A member of the selection team was referred to Applicast, a Mountain View, Calif., application service provider (ASP) that targets small to midsize companies experiencing rapid growth. The Flash team was very impressed with Applicast, a start-up founded by former Bay Networks executives - even though the company had only one other customer at the time.

Hayes wasn't overly bothered by the thought of trusting critical business systems to a relatively inexperienced ASP. "We took a chance on this company," he says. "There was a higher risk involved, but we believed in the people." The potential benefit of upgrading to a modern ERP system for a modest upfront and monthly maintenance cost outweighed the possible downside of outsourcing a critical application to an unproven company.

So Flash signed on with Applicast to provide the five major R/3 financial and manufacturing modules. It took four full-time Applicast employees about seven months to configure the system and get it up and running, without any customization of the modules.

Since Flash was not a new company (it was founded in 1994), it did have legacy data from its Manex Systems MRP package that needed to be migrated.

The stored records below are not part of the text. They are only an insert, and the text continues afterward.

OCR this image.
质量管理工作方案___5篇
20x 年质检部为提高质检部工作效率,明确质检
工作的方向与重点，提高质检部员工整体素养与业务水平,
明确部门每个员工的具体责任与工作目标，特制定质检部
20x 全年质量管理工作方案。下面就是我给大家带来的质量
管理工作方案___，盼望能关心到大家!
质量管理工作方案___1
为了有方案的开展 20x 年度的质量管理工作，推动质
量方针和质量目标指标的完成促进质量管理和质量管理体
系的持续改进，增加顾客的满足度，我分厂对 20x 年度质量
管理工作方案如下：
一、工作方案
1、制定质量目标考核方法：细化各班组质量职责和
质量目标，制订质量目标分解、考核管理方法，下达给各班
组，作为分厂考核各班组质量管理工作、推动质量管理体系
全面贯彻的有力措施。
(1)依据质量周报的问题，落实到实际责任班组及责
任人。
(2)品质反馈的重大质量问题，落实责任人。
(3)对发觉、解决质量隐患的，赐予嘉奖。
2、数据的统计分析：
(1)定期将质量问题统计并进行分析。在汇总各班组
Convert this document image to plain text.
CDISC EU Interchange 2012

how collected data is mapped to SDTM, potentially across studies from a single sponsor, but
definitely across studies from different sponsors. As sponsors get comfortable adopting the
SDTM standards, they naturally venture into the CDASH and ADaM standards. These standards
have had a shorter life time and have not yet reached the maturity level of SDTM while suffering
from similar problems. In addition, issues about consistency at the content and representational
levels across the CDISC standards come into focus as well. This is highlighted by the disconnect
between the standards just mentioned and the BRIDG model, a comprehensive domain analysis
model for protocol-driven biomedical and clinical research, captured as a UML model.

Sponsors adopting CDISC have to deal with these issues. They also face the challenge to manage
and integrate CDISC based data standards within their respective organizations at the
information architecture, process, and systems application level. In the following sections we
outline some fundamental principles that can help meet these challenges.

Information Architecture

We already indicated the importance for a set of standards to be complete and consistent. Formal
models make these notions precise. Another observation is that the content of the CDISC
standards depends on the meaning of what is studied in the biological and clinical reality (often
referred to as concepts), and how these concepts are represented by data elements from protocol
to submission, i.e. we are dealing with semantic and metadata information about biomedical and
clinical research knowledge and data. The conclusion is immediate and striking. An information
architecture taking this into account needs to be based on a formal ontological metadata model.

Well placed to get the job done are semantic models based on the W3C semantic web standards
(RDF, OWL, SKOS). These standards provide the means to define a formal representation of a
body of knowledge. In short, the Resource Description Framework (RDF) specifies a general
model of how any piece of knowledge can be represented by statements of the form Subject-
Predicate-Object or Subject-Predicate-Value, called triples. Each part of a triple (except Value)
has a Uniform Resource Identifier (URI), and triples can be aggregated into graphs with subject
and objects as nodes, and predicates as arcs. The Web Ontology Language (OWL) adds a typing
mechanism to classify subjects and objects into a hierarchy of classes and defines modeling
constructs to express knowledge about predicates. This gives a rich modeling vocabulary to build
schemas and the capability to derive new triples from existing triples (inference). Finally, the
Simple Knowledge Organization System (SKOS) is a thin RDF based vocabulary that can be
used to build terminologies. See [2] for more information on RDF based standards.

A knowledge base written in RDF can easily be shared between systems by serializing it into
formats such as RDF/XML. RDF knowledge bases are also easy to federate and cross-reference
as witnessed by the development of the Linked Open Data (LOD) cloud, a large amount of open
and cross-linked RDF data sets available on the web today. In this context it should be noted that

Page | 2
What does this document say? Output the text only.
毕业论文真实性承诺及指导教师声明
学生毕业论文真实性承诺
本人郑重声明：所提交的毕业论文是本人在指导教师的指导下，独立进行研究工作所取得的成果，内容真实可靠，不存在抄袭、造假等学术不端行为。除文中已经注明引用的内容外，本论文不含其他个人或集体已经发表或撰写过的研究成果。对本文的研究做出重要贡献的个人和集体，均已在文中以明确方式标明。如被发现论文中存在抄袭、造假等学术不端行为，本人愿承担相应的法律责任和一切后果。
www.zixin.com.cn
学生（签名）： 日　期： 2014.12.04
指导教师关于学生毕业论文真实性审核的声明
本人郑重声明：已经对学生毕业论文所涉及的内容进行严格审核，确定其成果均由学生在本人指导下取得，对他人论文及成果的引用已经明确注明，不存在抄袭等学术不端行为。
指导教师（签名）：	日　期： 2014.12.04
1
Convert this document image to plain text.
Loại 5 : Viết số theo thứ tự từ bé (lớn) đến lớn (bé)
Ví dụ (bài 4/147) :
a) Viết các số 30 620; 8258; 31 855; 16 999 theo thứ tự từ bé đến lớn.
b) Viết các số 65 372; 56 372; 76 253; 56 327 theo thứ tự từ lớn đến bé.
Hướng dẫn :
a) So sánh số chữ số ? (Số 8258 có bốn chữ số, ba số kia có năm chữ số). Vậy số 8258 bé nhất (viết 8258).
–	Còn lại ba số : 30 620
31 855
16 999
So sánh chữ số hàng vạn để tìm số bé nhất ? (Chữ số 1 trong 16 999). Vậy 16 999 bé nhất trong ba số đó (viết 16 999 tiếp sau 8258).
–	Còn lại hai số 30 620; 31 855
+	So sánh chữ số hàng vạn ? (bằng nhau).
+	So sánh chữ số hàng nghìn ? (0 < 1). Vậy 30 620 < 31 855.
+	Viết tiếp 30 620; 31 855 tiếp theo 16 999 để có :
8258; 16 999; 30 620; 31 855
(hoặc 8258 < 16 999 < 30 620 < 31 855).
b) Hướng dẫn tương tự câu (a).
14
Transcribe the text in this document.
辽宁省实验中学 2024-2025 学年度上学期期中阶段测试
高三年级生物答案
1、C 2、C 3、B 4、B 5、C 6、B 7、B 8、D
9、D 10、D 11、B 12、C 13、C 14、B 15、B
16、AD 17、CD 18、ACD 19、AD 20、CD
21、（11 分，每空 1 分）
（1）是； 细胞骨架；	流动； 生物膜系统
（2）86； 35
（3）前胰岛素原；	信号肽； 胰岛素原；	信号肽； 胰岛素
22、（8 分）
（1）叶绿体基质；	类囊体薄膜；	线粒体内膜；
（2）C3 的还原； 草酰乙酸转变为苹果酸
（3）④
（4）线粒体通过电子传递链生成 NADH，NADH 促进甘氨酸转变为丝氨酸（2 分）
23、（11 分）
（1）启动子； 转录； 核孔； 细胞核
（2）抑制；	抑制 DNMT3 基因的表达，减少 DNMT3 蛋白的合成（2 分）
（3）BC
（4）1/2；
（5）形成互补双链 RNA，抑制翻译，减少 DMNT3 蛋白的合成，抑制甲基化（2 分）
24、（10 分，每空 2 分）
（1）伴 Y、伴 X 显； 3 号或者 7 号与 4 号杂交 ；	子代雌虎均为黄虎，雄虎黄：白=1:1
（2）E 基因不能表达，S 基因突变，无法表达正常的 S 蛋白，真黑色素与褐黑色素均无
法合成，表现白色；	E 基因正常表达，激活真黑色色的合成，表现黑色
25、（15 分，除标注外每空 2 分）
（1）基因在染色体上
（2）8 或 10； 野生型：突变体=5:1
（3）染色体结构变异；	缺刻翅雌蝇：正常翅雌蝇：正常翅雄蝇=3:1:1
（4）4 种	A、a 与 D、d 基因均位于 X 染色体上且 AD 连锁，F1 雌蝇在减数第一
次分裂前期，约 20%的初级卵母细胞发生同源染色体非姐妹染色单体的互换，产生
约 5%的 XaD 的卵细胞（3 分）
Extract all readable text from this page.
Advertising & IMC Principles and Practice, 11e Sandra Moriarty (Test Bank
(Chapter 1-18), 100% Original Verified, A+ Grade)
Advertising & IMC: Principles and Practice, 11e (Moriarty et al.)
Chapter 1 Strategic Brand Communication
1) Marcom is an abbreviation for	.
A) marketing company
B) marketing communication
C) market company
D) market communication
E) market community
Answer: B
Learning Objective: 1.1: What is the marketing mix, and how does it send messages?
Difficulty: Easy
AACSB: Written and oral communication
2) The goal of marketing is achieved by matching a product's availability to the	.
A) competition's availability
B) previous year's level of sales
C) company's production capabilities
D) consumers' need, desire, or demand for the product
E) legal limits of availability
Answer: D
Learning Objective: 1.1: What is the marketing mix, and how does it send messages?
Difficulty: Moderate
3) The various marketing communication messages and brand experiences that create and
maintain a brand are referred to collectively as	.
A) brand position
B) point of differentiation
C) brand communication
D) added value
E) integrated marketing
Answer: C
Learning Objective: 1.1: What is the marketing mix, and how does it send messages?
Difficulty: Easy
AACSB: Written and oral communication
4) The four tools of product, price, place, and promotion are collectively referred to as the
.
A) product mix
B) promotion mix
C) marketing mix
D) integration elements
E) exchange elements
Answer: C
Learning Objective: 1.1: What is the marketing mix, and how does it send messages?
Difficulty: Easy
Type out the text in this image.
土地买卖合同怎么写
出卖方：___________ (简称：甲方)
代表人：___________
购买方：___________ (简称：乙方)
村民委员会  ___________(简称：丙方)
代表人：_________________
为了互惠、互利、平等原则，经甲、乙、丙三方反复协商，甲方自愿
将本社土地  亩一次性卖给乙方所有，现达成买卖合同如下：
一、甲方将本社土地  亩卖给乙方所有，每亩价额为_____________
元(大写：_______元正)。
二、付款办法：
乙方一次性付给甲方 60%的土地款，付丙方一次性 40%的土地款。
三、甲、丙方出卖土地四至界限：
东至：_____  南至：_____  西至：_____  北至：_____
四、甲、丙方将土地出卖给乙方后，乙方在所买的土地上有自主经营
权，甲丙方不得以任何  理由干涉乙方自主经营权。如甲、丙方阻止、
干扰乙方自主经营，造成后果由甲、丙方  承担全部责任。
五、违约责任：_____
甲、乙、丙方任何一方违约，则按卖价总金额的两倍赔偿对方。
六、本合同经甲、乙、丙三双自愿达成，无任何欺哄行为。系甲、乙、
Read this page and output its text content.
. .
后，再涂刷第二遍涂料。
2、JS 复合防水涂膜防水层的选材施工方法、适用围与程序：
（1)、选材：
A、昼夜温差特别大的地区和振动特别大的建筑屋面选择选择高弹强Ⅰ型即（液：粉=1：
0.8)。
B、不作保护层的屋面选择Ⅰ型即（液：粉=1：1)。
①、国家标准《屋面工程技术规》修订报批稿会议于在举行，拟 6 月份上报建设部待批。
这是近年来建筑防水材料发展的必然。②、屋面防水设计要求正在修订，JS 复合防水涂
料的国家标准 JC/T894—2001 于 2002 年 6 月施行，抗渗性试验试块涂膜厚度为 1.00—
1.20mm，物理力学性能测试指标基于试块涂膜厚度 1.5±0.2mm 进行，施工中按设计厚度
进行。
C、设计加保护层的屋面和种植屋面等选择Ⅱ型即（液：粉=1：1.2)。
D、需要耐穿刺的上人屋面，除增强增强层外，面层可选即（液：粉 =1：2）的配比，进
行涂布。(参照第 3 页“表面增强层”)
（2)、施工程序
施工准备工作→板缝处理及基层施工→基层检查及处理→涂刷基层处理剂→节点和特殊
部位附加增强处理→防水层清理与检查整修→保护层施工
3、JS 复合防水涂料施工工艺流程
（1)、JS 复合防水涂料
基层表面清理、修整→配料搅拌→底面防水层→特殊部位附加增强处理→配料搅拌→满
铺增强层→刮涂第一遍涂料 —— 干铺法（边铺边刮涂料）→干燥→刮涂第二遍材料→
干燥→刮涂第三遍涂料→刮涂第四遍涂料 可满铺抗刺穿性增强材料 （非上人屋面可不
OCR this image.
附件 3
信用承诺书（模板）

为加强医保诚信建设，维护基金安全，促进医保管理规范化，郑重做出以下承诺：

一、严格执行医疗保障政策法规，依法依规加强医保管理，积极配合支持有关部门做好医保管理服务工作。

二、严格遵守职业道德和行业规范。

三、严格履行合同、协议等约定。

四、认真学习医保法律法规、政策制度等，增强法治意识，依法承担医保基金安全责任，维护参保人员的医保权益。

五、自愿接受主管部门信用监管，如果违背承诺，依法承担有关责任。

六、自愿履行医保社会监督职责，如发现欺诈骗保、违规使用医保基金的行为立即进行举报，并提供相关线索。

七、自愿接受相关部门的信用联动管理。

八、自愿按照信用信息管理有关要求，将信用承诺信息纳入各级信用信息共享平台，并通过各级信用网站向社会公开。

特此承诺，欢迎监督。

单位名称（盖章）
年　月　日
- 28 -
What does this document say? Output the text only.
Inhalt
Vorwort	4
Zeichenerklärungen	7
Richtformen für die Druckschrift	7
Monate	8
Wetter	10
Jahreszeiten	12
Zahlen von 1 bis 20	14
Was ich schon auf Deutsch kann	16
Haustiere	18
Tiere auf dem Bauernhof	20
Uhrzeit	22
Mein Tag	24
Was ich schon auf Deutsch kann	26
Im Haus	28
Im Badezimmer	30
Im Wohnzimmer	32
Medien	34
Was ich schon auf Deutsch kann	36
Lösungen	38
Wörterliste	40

An even bigger issue was the fact that Flash had entrenched business processes. The company elected to adapt its business processes to R/3, rather than vice versa, but this can be a risky proposition. Companies must guard against throwing their organizations into turmoil by making users change the way they work. And there is always a risk of unwittingly obliterating a process that gives a company a competitive advantage.

"Companies must never trade off customization for the convenience of the ASP model," cautions Josh Greenbaum, principal at Enterprise Applications Consulting, a consultancy in Berkeley, Calif.

But Hayes is sanguine about the customization trade-off that was part of going with an ASP. "We weren't big enough to start tweaking the code. We fit our business processes to them." He reports the business process changes have not been burdensome, and the 20 regular R/3 users have adjusted to the system. They especially appreciate R/3's sophisticated reporting capabilities.

With installation complete, Hayes is thrilled with the results: "It's like when you buy your electricity. You expect flawless performance. That's what we've been getting. And we couldn't have done it ourselves."